In conclusion, of the methodologies of extracting information for meta-analysis on nutritional epidemiology, the ICM is advantageous over the HLM owing to its higher capacity for statistical accuracy based on a broader information base and should hence be recommended for future research.


The author has no conflict of interest to declare for this study.

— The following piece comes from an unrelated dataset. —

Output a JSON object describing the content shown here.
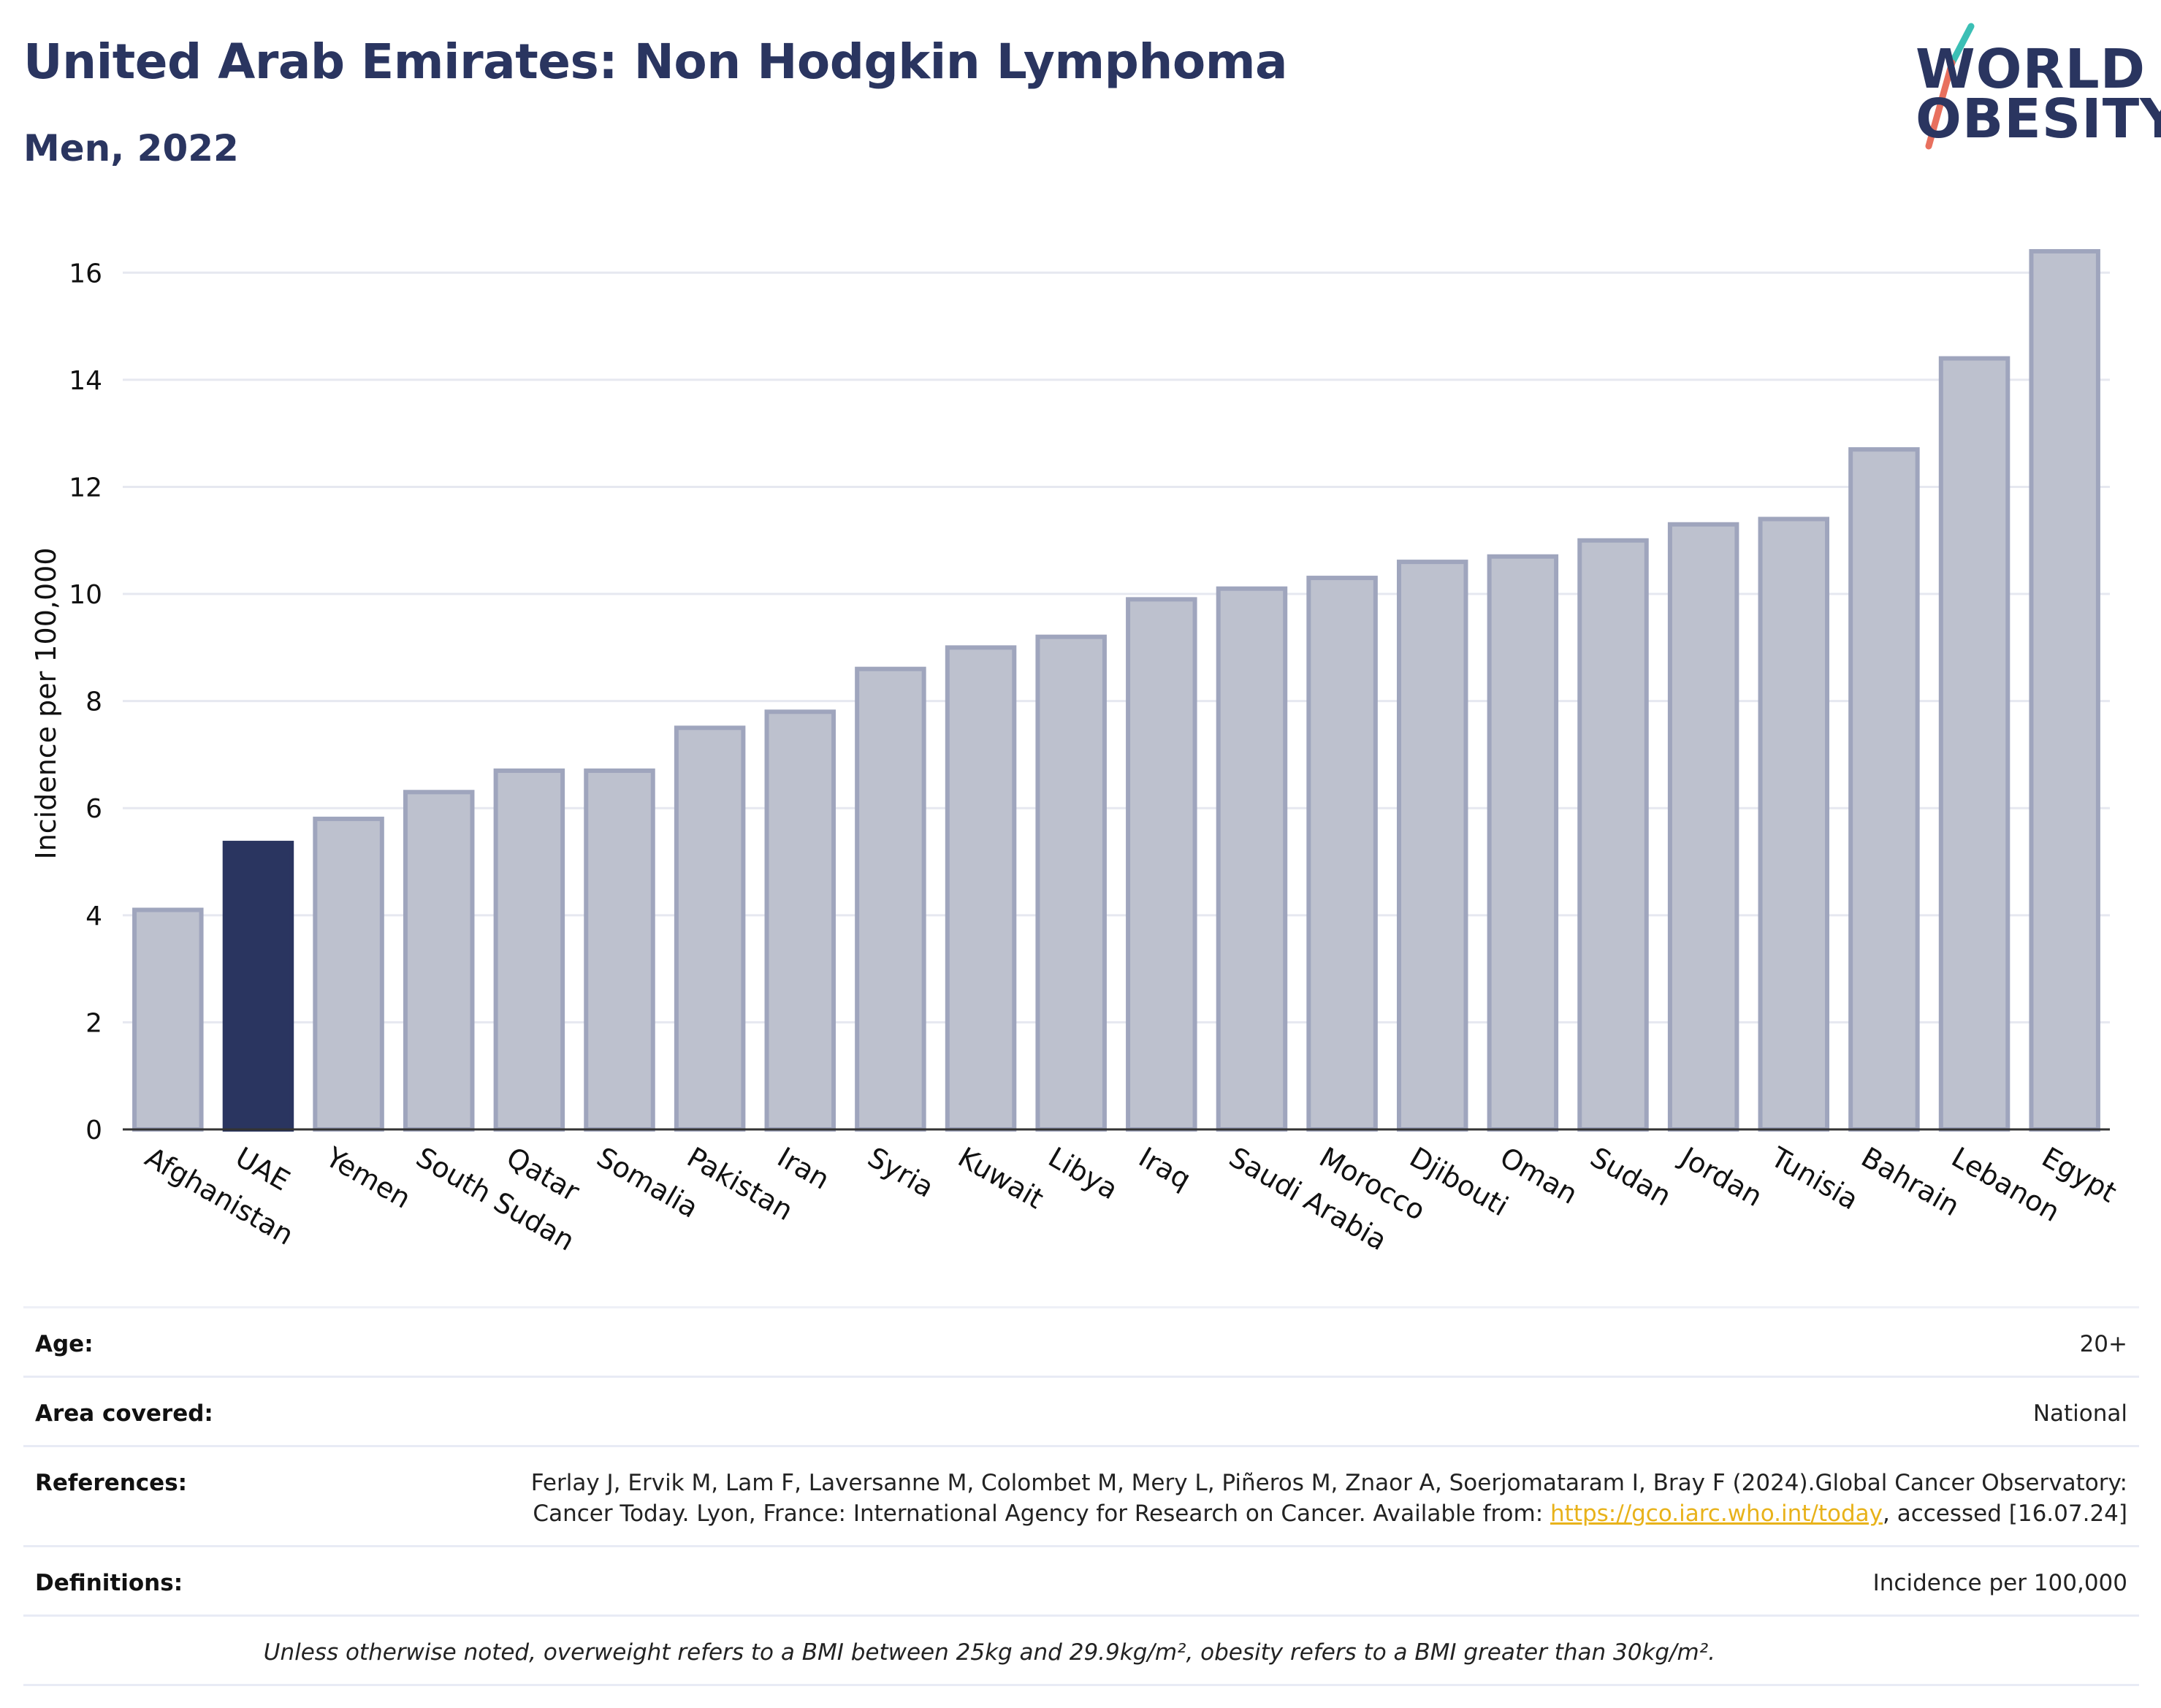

Supplementary material (Korean version) is available at http://www.e-epih.org/.

Table 1.
An example of information extraction using the “highest versus lowest” method (HLM) and interval collapsing method (ICM) in the paper by Stolzenberg-Solomon et al. [15]
Citrus fruit intake Age-adjusted HR (95% Cl) Extraction
by HLM by ICM
Q5 0.79 (0.47, 1.31) 0.79 (0.47, 1.31) 0.96 (0.75, 1.22)
Q4 1.14 (0.72, 1.81)
Q3 0.74 (0.44, 1.23)
Q2 1.15 (0.73, 1.82)
Q1 1.00 (reference)

HR, hazard ratio; CI, confidence interval; Q, quintile of intake.

Table 2.
The effect size (ES) and 95% confidence intervals (CI) obtained by using the two extracting methods: “highest versus lowest intake” method (HLM) and interval collapsing method (ICM)
First author [reference] Design HLM
Extracted ES (95% CI) SE of logES Estimated ES (95% CI) SE of logES
Stolzenberg-Solomon [15] CO 0.79 (0.47, 1.31) 0.2615 0.96 (0.75, 1.22) 0.1236
Coughlin [16] CO 0.95 (0.82, 1.11) 0.0769 0.94 (0.89, 1.00) 0.0314
Lin [17] CO 0.95 (0.62, 1.45) 0.2174 0.95 (0.71, 1.27) 0.1470
Larsson [18] CO 1.12 (0.68, 1.83) 0.2525 1.10 (0.83, 1.45) 0.1439
Nothlings [19] CO 1.08 (0.82, 1.43) 0.1419 1.04 (0.89, 1.22) 0.0814
Olsen [20] CC 0.60 (0.30, 1.10) 0.3314 0.89 (0.61, 1.31) 0.1948
Norell [21] CC 0.44 (0.25, 0.76) 0.2850 0.62 (0.44, 0.89) 0.1835
Ji [22] CC 0.62 (0.45, 0.87) 0.1704 0.77 (0.64, 0.93) 0.0947
Chan [23] CC 0.78 (0.58, 1.00) 0.1390 0.85 (0.72, 1.00) 0.0825

SE of logES, standard error of logarithm effect size; CO, cohort studies; CC, case-control studies.

Table 3.
The summary effect size (SES) and 95% confidence intervals (CI) obtained by using two extracting methods: “highest versus lowest intake” method (HLM) and interval collapsing method (ICM)
Categories HLM
SES (95% Cl) SE of logSES l2 SES (95% Cl) SE of logSES l2
Overall 0.83 (0.70, 0.98) 0.0858 49.9 0.93 (0.88, 0.97) 0.0248 39.5
5 Cohort studies 0.97 (0.86, 1.10) 0.0608 0.0 0.96 (0.91, 1.01) 0.0277 0.0
4 Case-control studies 0.66 (0.55, 0.80) 0.0967 20.7 0.87 (0.80, 0.96) 0.0464 59.6

SE of logES, standard error of logarithm effect size.